I think Tahrongi Canyon is an example of areas designed when SE were on their *A Game*, it has tunnel / mini-canyons but you can scoot through them quickly and up into the big open canyon main, where there are lots of places you can set up your low-level camp. The rising/lowering ground level makes it easy to track where you are from memory of climbing those hills before. It is also very atmospheric and immersive to play there.
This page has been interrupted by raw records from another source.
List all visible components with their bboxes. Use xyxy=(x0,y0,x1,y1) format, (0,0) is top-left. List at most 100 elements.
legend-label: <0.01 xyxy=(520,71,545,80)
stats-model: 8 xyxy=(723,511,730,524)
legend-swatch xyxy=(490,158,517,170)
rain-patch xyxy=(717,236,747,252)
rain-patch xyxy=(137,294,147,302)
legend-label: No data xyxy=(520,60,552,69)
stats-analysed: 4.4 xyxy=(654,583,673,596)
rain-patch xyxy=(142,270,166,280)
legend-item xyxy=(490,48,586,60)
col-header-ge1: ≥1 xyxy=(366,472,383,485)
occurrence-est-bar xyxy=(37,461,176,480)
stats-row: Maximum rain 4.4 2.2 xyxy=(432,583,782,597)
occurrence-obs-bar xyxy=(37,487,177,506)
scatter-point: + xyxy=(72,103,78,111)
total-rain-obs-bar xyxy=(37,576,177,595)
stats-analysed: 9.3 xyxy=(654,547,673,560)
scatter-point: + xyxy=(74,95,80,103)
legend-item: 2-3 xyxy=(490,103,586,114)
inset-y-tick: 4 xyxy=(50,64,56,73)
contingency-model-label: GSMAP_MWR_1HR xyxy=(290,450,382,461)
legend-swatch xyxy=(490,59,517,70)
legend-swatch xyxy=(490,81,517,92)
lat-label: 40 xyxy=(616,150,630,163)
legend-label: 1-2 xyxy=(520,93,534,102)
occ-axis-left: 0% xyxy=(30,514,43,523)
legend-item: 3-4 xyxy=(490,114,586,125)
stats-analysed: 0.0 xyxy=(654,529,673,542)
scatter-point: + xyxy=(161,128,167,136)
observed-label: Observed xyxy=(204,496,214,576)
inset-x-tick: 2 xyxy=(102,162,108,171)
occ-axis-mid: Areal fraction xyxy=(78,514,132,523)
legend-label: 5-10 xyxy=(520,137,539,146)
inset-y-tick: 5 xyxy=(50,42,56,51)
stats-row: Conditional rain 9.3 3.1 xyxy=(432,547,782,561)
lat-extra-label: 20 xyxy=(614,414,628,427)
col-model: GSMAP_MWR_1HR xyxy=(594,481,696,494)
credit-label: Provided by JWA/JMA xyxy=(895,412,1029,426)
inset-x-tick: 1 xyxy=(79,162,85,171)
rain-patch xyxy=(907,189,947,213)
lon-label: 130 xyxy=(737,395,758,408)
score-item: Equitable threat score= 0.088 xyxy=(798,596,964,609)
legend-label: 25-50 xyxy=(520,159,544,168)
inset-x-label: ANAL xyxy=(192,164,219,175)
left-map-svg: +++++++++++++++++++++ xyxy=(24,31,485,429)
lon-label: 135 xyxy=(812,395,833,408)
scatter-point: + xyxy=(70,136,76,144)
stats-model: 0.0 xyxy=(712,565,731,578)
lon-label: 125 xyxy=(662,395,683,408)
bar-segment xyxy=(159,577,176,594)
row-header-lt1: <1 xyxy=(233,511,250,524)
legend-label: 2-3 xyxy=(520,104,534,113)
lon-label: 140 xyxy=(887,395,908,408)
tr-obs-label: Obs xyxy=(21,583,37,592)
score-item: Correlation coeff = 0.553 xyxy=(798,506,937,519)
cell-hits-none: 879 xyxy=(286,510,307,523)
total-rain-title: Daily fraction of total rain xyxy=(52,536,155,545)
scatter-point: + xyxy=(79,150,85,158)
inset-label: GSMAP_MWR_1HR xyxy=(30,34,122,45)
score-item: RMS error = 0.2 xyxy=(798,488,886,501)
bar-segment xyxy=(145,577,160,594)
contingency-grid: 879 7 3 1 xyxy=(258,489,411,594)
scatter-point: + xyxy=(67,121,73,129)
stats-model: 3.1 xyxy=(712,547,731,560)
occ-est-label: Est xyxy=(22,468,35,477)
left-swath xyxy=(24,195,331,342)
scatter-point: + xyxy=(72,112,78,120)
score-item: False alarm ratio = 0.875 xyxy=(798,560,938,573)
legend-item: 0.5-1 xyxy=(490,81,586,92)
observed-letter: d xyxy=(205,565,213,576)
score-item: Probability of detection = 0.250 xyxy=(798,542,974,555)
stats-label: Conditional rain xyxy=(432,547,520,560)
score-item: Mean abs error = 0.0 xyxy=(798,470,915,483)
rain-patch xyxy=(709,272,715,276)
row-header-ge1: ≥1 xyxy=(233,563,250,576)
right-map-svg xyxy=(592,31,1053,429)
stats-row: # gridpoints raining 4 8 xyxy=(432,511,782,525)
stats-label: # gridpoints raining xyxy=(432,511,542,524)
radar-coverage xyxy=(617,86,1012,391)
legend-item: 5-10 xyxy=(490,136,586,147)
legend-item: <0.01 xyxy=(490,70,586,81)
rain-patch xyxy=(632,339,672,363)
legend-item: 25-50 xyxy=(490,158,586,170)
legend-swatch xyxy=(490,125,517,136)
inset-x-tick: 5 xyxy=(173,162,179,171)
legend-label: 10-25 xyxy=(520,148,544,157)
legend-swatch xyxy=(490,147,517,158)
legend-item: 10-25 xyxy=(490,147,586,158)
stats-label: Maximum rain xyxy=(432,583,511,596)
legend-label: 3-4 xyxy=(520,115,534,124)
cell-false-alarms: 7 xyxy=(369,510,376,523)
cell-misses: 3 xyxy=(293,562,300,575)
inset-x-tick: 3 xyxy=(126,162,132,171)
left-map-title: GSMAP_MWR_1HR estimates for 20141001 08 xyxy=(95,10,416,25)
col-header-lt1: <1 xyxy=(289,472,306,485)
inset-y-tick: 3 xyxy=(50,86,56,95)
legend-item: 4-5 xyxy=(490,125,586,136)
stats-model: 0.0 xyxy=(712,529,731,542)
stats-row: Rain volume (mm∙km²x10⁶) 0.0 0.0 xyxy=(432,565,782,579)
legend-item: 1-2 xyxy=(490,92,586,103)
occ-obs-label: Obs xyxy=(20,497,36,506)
Flat areas with similar structures everywhere make memory tracking harder.
It is simple logic, when the map has more open space, that means more camps and more potential mobs, as opposed to a map comprised of barriers and solid rock/jungle masses everywhere, this just means the actual number camp spaces are inevitably lower.
I really love the pre-SOA areas, just about all of them, but I don't feel the same fondness for SOA areas at all, partly because of the reasons raised by the OP and other Members in this thread, but also because of the lack of free-roaming / time-pop / lottery-pop NM's, this makes the maps feel dead to me, they have basic mobs only and the camps are inevitably automatically designated, not chosen in the way you could choose a camp in a big open area.
Re; the job points / new areas, I hope it works out as I do greatly commend SE for making a lot of effort to improve the game recently and job-points is another great idea by SE. But I do have some reservations about the system when it leaves the drawing board and enters the real Vanadiel.